5. Deep Learning. While JAX itself is not a deep learning framework, it certainly provides a more adequate foundation for deep learning. There are many deep learning libraries built on top of JAX, such as Flax, Haiku, and Elegy. Even some researchers in the PyTorch vs TensorFlow article emphasized that JAX is also a “framework” worthy of attention, recommending it for TPU-based deep learning research. The efficient computation of Hessians by JAX is also relevant to deep learning, as they take higher-order optimization techniques a step further.

6. General Differentiable Programming Paradigm. While it is possible to use JAX to build and train deep learning models, it also provides a framework for general-purpose differentiable programming. This means that JAX can solve real-world problems by using a model-based machine learning approach.

In 2022, should I learn JAX?

As with all tangled questions, the answer to this question remains: It depends.

If you are interested in JAX for general scientific computing, the first question you should ask yourself is whether you just want to speed up NumPy.

If your answer is “yes”, then you should be using JAX yesterday.

If you’re not just computing numbers, but participating in dynamic computational modeling, then whether you should use JAX will depend on your use case. If most of your work is in Python with a lot of custom code, it’s worth starting to learn JAX to improve your workflow.

Or if most of your work is not in Python, but you want to build some sort of hybrid model/neural network based system, then it might be worthwhile to use JAX.

If most of your work is not in Python, or you are using some specialized software for research (thermodynamics, semiconductors, etc.), then JAX is probably not the right tool for you, unless you want to export data from these programs for some kind of Custom calculation processing.

If your area of ​​interest is closer to physics/mathematics and includes computational methods (dynamical systems, differential geometry, statistical physics), or if most of your work is done in e.g. Mathematica, then stick with what you are using Might be worth it, especially if you have a large custom codebase.

For deep learning practitioners, if you are new to deep learning and considering using JAX, and you are interested in learning deep learning, for your own education, then I suggest you use JAX or PyTorch.
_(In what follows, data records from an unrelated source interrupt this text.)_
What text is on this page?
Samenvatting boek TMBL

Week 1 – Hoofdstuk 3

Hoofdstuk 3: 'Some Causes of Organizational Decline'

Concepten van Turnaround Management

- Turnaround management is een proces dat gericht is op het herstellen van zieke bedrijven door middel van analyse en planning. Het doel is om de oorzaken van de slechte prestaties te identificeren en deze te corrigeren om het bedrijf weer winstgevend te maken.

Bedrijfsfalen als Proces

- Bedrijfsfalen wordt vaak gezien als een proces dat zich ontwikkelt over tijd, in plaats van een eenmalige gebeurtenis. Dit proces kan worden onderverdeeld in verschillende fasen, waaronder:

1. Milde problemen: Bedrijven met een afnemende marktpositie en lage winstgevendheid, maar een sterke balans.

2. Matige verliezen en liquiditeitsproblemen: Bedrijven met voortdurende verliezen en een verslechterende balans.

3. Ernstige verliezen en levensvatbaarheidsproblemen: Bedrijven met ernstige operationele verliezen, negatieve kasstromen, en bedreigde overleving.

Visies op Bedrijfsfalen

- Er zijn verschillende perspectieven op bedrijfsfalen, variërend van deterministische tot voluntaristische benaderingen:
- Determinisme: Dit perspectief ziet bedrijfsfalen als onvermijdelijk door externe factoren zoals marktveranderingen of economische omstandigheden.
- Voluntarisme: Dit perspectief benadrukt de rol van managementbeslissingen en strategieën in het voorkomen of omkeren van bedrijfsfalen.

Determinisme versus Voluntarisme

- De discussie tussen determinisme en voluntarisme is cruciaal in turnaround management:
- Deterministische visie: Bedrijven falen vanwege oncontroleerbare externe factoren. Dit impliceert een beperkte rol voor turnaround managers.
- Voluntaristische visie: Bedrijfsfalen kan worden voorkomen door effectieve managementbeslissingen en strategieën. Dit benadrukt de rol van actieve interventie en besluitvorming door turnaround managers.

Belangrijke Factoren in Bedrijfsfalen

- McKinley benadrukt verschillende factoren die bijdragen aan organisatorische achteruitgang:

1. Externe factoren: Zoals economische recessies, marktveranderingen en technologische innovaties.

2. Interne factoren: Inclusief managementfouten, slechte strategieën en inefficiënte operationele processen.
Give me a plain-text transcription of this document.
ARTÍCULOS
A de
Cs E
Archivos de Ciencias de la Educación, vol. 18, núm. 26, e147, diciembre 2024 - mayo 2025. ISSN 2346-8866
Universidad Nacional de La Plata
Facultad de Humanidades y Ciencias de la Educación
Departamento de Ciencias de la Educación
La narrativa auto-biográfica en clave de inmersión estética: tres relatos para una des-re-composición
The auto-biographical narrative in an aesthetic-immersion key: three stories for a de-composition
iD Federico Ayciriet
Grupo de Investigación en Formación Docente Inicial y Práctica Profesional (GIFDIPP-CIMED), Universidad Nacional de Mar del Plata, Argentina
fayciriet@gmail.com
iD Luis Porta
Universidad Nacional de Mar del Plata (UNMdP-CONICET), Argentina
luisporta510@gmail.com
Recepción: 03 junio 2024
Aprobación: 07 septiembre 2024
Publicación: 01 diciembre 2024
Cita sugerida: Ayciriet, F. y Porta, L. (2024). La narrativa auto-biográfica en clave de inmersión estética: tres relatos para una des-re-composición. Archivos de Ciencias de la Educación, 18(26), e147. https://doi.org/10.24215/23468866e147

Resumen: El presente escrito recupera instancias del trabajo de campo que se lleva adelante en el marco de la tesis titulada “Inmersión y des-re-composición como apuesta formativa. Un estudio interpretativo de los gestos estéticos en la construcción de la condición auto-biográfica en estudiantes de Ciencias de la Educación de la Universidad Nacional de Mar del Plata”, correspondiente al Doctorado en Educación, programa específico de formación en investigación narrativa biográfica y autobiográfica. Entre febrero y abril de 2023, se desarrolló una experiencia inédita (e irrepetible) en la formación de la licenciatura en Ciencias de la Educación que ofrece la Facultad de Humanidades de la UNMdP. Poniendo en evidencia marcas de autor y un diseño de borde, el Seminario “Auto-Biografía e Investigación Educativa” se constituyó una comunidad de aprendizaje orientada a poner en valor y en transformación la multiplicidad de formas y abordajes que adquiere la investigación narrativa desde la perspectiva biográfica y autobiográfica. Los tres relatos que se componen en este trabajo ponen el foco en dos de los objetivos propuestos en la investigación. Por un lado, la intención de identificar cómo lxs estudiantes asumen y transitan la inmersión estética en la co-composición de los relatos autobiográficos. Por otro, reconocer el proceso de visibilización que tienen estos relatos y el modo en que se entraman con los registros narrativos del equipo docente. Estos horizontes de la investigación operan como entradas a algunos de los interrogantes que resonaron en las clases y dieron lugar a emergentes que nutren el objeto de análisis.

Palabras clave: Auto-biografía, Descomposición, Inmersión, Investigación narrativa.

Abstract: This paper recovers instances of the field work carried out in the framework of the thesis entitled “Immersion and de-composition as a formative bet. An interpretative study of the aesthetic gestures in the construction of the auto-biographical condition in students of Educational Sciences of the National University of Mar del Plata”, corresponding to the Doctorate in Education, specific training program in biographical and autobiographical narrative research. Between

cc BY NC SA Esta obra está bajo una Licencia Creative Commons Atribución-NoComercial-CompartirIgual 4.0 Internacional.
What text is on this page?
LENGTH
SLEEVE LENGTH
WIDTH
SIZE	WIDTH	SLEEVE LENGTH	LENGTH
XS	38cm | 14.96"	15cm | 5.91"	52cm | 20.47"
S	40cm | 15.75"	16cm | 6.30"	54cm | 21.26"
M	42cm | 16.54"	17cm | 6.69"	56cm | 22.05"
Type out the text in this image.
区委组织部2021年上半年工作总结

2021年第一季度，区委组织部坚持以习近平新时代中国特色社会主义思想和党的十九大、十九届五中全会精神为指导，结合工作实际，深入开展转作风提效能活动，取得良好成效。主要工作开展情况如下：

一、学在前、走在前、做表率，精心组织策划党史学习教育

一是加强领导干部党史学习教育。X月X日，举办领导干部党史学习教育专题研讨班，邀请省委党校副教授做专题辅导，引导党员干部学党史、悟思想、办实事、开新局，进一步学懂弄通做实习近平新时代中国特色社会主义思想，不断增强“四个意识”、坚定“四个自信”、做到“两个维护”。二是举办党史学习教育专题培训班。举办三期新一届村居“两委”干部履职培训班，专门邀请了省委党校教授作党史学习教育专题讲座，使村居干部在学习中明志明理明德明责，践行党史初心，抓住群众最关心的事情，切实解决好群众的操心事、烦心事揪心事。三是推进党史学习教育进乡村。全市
If you want to learn deep learning top-down and/or have some Python/software experience, then I suggest you start with PyTorch.

If you want to learn deep learning from the bottom up and/or come from a math background, you might find JAX intuitive and should give it a try. In this case, make sure you understand how to use JAX before going into any big project.

If you are interested in deep learning and have the potential to change your career, then you are better off using PyTorch or TensorFlow. While it’s best to be familiar with both frameworks, you should be aware that TensorFlow is considered an “industry” framework, while PyTorch is more “academic”.

If you are a complete beginner with no math or software background, but want to learn deep learning, then you won’t want to use JAX, starting with Keras is a better choice.

When not to use JAX

While JAX has the potential to greatly improve the performance of your program, there are several situations in which it is not appropriate to use JAX.

1. JAX is still officially considered an experimental framework, not a full-fledged Google product, so if you’re considering moving to JAX, you need to think carefully.

2. When using JAX, the time cost of debugging will be higher, and there are many bugs that remain undiscovered. For those who don’t have a solid grasp of functional programming, using JAX might not be worth it. Before you start using JAX for a formal project, make sure you understand the common pitfalls of using JAX.

3. JAX is not optimized for CPU computing. Given that JAX was developed in an “acceleration-first” fashion, the scheduling of each operation is not fully optimized. Because of this, NumPy may actually be faster than JAX in some cases, especially for small programs.

4. JAX is not compatible with Windows. There is currently no support for JAX on Windows.